Department(s) Crop and Weed Ecology
Biological Farming Systems
Publication type Refereed Article in a scientific journal
Publication year 2003
Keyword(s) continuously grazed mixture - plant animal interactions - white clover varieties - nitrogen-fertilizer - continuous stocking - sward composition - grazing systems - diet selection - sheep - model
Abstract The increased use of white clover in grasslands has led to new management challenges, as mixed pastures have been associated with unstable herbage production. The stability of mixed pastures depends on a complex of intrinsic ecosystem properties, on the variability of the environment, and on the spatial and temporal scale at which it is studied. In this paper, intrinsic ecosystem properties and processes are explored and illustrated using a simple dynamic simulation model of grass and clover interactions. Competition for light, the delayed availability of nitrogen fixed by white clover, grazing per se, preferential grazing for clover, and cutting were identified as destabilising processes. Instead, niche-differentiation, nitrogen dependence of grass and clover, and plant mechanisms to `escape¿ from grazing, were identified as stabilising processes. The intrinsic stability of mixed swards depended on the balance of, and the interactions between these processes. Including the temperature as an environmental variable into the model, unstable ecosystems were stabilised by seasonal temperature fluctuations, and were either further destabilised, or stabilised by stochastic temperature fluctuations. Stable ecosystems were always destabilised by these stochastic fluctuations.

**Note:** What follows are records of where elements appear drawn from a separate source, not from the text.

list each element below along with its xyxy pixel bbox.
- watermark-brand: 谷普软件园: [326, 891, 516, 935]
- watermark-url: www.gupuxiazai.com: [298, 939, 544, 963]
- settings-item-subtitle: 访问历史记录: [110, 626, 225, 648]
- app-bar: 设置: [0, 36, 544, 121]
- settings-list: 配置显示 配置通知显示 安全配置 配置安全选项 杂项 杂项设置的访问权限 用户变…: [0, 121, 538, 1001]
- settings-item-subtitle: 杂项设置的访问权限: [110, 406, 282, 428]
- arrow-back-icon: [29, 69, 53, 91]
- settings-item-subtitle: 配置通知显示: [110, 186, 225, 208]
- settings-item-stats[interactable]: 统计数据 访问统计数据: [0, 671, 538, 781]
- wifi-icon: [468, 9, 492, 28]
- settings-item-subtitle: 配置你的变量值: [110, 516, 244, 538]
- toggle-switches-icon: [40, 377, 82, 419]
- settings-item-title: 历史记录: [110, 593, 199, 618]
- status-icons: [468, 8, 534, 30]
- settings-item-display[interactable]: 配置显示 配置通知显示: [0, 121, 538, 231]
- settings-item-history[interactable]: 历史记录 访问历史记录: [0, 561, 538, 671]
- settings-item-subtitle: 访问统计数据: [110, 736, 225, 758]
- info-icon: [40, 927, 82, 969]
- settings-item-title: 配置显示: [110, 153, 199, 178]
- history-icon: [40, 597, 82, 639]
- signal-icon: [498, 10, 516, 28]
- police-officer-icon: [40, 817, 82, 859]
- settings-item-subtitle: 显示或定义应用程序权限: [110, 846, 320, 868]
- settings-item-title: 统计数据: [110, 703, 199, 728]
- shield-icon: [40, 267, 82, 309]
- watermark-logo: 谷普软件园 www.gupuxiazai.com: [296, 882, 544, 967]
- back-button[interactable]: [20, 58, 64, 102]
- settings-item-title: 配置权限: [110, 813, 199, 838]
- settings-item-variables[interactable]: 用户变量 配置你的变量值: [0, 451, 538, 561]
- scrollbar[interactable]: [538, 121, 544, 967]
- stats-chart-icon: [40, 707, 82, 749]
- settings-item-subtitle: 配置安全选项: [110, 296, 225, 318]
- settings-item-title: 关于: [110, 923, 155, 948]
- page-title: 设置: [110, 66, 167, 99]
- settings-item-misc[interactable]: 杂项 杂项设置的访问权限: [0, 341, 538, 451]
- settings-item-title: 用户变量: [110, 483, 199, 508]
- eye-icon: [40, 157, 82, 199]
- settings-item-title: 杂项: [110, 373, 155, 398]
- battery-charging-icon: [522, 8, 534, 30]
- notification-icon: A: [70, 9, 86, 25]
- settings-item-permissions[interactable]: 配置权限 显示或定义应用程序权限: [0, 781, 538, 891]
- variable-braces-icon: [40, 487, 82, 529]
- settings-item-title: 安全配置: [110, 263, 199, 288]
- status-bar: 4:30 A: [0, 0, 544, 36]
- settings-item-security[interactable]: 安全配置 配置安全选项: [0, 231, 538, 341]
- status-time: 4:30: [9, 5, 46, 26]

It is explained how spatial heterogeneity can stabilise ecosystems, which oscillate at patch scale. Heterogeneity can be maximised by increasing the incidence of small-scale disturbances and by minimising large-scale disturbances. Finally, three concepts of stability are presented. The actual stability is defined as the stability of grasslands as measured in the field, i.e. subjected to both seasonal and stochastic environmental fluctuations. The extrinsic stability presumes the presence of seasonal, yet the absence of stochastic environmental fluctuations. The intrinsic stability represents the stability of yields in a hypothetical constant environment. It is explained how these concepts of stability can bridge the gap between experimental and theoretical studies. It is demonstrated that long-term experiments are required for the experimental analysis of grassland stability, and it is argued that the development of spatially and environmentally explicit simulation models is a prerequisite for the prototyping of management systems for mixed grasslands.